Pandas #2: Opening files and using them as dataframes.

(Previous post about Pandas: Pandas #1: Working with data in Python and its main structures)

Previously we saw the basic Pandas objects and an introduction about how creating them with lists and dictionaries and access singles values. But, if you want to open files (like spreadsheets) to be manipulated in dataframes.
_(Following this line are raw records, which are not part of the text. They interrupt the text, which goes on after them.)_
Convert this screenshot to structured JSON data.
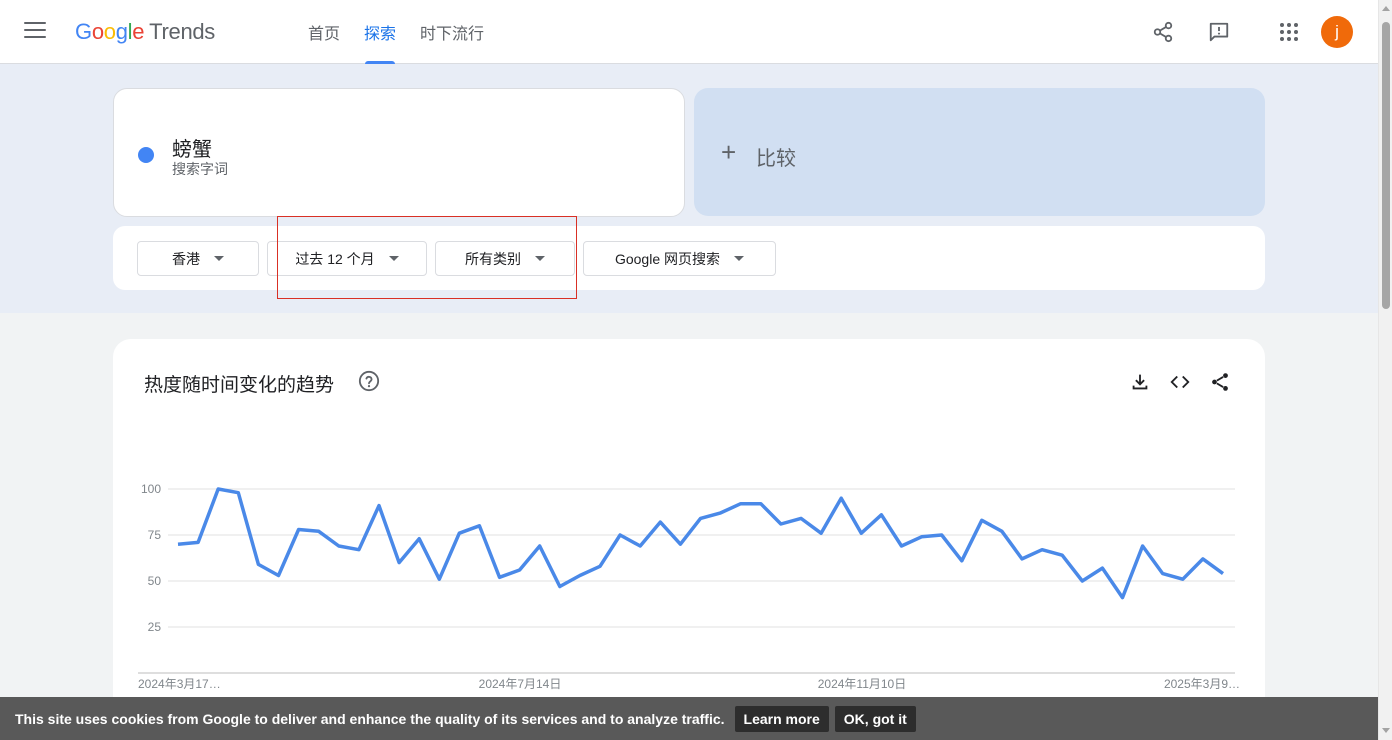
{
  "header": {
    "logo_google": [
      "G",
      "o",
      "o",
      "g",
      "l",
      "e"
    ],
    "logo_product": "Trends",
    "nav": [
      {
        "label": "首页",
        "active": false
      },
      {
        "label": "探索",
        "active": true
      },
      {
        "label": "时下流行",
        "active": false
      }
    ],
    "icons": [
      "share-icon",
      "feedback-icon",
      "apps-grid-icon"
    ],
    "avatar_letter": "j",
    "avatar_color": "#f06a0a"
  },
  "term": {
    "name": "螃蟹",
    "type": "搜索字词",
    "color": "#4285f4"
  },
  "compare": {
    "plus": "+",
    "label": "比较"
  },
  "filters": {
    "region": "香港",
    "time": "过去 12 个月",
    "category": "所有类别",
    "property": "Google 网页搜索"
  },
  "chart_section": {
    "title": "热度随时间变化的趋势",
    "icons": [
      "help-icon",
      "download-icon",
      "embed-code-icon",
      "share-icon"
    ]
  },
  "chart_data": {
    "type": "line",
    "y_ticks": [
      "100",
      "75",
      "50",
      "25"
    ],
    "ylim": [
      0,
      100
    ],
    "x_tick_labels": [
      "2024年3月17…",
      "2024年7月14日",
      "2024年11月10日",
      "2025年3月9…"
    ],
    "series": [
      {
        "color": "#4a89e8",
        "values": [
          70,
          71,
          100,
          98,
          59,
          53,
          78,
          77,
          69,
          67,
          91,
          60,
          73,
          51,
          76,
          80,
          52,
          56,
          69,
          47,
          53,
          58,
          75,
          69,
          82,
          70,
          84,
          87,
          92,
          92,
          81,
          84,
          76,
          95,
          76,
          86,
          69,
          74,
          75,
          61,
          83,
          77,
          62,
          67,
          64,
          50,
          57,
          41,
          69,
          54,
          51,
          62,
          54
        ]
      }
    ],
    "grid": true
  },
  "cookie": {
    "text": "This site uses cookies from Google to deliver and enhance the quality of its services and to analyze traffic.",
    "learn_more": "Learn more",
    "ok": "OK, got it"
  }
}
Are we able to do this?!

Of course!!! Let's see:

Opening files

Pandas has many methods that can save us from spending a lot of time coding alternatives to open files and transform them in dataframes to be manipulated. There are so many of them and you can see in Pandas' webpage a list of names of all methods to open files. Here I'll write about the two most used of them:

Open a csv file

import pandas as pd

x = pd.read_csv('my_file.csv')

This is the simplest way to do this, but if needed we have some parameters that we can pass to it to make our life easier. Let's suppose you have a tsv (tab-separated values) instead of an csv (comma-separated values). To solve this, you can pass sep to the method and declare the separator used in the file (comma is the default value):

import pandas as pd

x = pd.read_csv('my_file.csv', sep="\t") #\t means tab

If you import your file just like the cells above, the default behavior of read_csv is infer that the first line of the file refers to the name os the columns. You can pass header = None if you don't have columns names. If you want to put your own columns names, you can use the parameter names and pass the list of your names.

import pandas as pd

x = pd.read_csv('my_file.csv', header = None, names=['col1','col2,'col3'])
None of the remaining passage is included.